A Manhattan Institute senior fellow makes his case for Medicare Advantage.
A prominent conservative healthcare policy expert had a simple message in a recent opinion column: before diving into a debate over the prospects of “Medicare for All,” maybe Medicare needs a bit of tinkering first.
Manhattan Institute Senior Fellow Chris Pope, writing in the Wall Street Journal, noted that the standard Medicare benefit package falls well short of what progressive supporters of universal healthcare have in mind.
“If Medicare were a private insurance plan, it wouldn’t even qualify as adequate health insurance on the Affordable Care Act’s exchange. Medicare currently leaves enrollees who lack supplemental coverage exposed to potentially catastrophic out-of-pocket expenses and steep deductibles for prescription drugs – one of the primary political concerns of seniors,” Pope wrote. “There’s a solution that doesn’t involve undermining drug innovation or imposing extra costs on taxpayers.
Medicare Advantage (MA), which pays for a beneficiary’s private insurance plan, insures patients at a lower cost than traditional Medicare, which pays hospitals and physicians directly. It also produces consistently better health outcomes.”
MA plans are Medicare plans offered by private companies that contract with Medicare and provide Part A and Part B benefits, often also entailing prescription drug coverage. More than 20 million Americans are reportedly enrolled in more than 2,700 such plans nationwide.
Pope noted that MA plans have a huge incentive to prevent expensive hospitalizations: they are responsible for the full spectrum of healthcare costs.
“Medicare Advantage enrollees were also significantly likelier than traditional Medicare beneficiaries to receive appropriate diagnostic tests, preventive care services, and help managing their prescription medications,” he wrote. “The annual mortality rate of Medicare Advantage enrollees is much lower than those enrolled in traditional Medicare, and the disparity can’t be explained by differences in medical risk factors alone.”
Pope also contrasted the lack of any Medicare cap on out-of-pocket costs with the MA cap of $5,219 annually, noting that in addition to the prevalence of prescription drug coverage, Part D deductibles are two-thirds as expensive as Medicare under MA, and the majority of beneficiaries also receive dental coverage.
Yet, Pope also noted, currently only a little more than a third of Medicare enrollees participate in MA.

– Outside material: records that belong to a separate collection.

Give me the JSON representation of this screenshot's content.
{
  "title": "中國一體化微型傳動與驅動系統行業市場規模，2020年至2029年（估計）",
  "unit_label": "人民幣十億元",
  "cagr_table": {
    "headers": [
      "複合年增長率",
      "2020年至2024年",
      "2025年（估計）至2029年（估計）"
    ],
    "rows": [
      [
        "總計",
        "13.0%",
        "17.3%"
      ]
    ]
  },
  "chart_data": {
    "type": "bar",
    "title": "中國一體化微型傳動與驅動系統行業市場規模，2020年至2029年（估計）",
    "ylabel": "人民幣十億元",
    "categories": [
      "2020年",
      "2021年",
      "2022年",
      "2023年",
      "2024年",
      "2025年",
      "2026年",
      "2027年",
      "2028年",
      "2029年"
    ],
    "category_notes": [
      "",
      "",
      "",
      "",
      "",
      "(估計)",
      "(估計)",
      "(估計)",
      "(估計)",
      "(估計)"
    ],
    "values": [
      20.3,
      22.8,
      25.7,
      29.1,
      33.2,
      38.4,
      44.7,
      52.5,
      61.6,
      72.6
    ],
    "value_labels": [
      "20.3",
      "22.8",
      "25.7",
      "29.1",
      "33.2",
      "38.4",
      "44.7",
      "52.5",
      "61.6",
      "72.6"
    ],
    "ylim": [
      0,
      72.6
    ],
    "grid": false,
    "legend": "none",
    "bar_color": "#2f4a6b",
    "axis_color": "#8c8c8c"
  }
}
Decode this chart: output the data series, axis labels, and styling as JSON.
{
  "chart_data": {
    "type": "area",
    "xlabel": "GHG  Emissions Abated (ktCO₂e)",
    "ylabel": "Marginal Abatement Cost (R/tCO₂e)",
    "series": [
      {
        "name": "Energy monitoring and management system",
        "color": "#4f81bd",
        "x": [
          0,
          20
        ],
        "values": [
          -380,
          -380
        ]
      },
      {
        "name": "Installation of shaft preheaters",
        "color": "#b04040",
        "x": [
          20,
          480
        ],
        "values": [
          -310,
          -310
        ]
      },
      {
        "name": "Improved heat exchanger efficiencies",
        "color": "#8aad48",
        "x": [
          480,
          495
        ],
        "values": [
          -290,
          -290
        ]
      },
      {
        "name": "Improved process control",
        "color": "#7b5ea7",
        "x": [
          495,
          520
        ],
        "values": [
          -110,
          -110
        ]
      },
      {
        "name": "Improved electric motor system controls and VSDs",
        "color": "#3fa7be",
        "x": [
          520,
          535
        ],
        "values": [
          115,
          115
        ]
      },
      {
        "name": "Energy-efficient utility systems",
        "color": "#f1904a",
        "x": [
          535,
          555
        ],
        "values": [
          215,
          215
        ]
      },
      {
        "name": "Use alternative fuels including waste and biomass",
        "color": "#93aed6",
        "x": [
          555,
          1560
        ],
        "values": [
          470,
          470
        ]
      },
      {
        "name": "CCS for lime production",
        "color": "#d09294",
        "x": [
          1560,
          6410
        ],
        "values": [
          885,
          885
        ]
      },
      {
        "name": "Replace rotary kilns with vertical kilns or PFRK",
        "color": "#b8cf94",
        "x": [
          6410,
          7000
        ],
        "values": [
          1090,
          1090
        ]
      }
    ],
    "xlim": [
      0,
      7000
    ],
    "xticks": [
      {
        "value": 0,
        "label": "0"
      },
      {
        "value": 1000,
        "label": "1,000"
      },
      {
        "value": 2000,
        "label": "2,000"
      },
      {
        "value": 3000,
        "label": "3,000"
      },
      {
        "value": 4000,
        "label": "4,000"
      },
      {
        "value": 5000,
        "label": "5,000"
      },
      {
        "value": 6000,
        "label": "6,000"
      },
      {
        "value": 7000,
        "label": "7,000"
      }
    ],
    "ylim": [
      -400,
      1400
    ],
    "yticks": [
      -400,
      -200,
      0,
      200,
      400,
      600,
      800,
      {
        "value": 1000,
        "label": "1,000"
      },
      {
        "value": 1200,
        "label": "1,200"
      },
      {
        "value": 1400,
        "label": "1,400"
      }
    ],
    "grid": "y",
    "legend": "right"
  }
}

“According to a new Manhattan Institute report, there are several reasons,” Pope’s column read. “The generous reimbursements that rural hospitals can claim from traditional Medicare discourage them from entering Medicare Advantage networks. Implicit additional federal subsidies for “wraparound” coverage – such as Medigap, which serves as an alternative to Medicare Advantage – also play a role. But an easily remedied factor limiting the growth of this superior program is the poorly designed way insurers are paid.”
Currently, Pope added, there is an established benchmark, $837 monthly, up to which each plan can claim reimbursement for the expected costs of delivering the standard Medicare benefit. And if a MA plan can cover enrollees for less than that, it must return up to half of whatever savings it generates to the federal government before it can use those funds to enhance the generosity of benefits – and this deters plans from doing so, meaning beneficiaries miss out on about half of the efficiency gains produced by the MA program.
“A simple reform could eliminate this disincentive,” Pope proposed. “Paying Medicare Advantage plans a flat fee for each enrollee they attract would allow them to enhance benefits, reduce costs, and attract more enrollees. The flat fee should be the average net amount that the government currently spends on Medicare Advantage.”
“Before seeking to expand Medicare benefits to the entire population,” Pope concluded, “health reformers should focus on improving coverage for people the program was first designed to help.”